Corbett Vs. Dempsey presents a reissue of Milford Graves's Bäbi, originally issued in 1977 on Graves's own IPS label. This is the first reissue of one of the most legendary albums in the history of free music. Recorded live in concert in 1976, when Graves' trio with saxophonists Arthur Doyle and Hugh Glover was at the height of its powers, Bäbi is a testament to the absolutely unique approach the drummer had established for himself. He had reconfigured the drum kit, removing the second heads on all the drums and replacing the snare with two toms, which allowed him a much more nuanced sense of indirectness in his multi-directional adventures in time. The track "Ba" remains one of the most astonishing feats of percussion alchemy ever waxed, as funky as ten slap bassists and as free as an exploding grenade. Doyle and Glover are incendiary, too, inspired by Graves to new and shocking heights of achievement, their hoarse cries and whistling split-tones carried to thrilling plateaus on the energy of Graves' hands and feet. The original tapes for the session have been lost, so the reissue was lovingly remastered from virgin vinyl, itself now worth a mint.
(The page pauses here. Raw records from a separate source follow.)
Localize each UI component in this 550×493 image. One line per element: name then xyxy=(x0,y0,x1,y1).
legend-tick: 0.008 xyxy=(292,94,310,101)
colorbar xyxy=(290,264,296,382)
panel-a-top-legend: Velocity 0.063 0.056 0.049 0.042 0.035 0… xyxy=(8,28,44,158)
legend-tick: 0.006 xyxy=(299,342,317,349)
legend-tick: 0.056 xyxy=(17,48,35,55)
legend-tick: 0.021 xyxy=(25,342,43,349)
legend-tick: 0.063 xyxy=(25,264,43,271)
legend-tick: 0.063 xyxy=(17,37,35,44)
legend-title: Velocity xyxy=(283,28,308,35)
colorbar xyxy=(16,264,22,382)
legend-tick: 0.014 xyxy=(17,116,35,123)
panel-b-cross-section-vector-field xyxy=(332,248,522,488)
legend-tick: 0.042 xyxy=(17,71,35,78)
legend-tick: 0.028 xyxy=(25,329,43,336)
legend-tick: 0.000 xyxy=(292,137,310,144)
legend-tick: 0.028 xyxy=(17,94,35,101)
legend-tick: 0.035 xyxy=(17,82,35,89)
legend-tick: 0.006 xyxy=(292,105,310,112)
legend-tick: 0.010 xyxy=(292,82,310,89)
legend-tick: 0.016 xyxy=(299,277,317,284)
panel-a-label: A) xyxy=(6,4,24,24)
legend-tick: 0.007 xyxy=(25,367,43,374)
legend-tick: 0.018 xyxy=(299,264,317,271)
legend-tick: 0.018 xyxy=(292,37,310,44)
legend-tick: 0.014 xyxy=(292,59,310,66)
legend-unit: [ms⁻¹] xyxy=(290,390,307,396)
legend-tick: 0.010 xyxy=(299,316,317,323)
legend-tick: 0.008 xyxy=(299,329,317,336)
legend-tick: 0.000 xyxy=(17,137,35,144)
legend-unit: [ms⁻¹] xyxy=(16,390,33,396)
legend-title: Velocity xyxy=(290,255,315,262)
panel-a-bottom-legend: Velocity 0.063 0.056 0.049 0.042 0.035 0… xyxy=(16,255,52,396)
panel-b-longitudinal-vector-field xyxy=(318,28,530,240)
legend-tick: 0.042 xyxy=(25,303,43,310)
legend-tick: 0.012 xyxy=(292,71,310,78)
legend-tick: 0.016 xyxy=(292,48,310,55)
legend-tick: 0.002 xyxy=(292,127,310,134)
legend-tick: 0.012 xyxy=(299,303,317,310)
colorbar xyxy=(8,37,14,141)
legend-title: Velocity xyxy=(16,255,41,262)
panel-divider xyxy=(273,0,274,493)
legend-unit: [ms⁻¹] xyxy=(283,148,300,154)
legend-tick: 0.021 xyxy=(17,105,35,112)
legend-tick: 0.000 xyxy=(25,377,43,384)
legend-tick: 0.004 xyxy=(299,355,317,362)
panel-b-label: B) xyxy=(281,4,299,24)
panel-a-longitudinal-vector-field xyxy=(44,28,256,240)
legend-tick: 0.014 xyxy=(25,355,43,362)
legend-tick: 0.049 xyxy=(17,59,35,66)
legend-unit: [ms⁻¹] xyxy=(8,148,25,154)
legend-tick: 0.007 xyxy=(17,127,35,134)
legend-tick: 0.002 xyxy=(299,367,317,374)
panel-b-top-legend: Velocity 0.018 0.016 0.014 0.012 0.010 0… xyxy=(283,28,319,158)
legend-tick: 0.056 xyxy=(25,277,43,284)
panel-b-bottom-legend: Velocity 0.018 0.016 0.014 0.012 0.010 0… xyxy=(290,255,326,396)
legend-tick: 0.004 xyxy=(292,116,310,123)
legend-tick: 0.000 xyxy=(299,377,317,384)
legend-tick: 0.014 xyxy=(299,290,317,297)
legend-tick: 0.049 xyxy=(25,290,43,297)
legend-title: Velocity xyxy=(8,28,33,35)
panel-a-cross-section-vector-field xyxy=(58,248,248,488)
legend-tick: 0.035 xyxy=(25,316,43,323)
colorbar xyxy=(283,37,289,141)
In 2017, Graves discovered a previously unknown tape in his archives featuring the same trio at its inception, in home recordings made seven years earlier, in 1969. Graves pummels a huge gong while Glover plays an instrument that, after sounding like none ever known, turns out to be bass clarinet. Extreme music recorded up close and very hot, it is among the most searing sessions never heard, until now. Rounding out the two-CD package are three previously unpublished photos by Gérard Rouy, and the original LP cover design by Graves himself.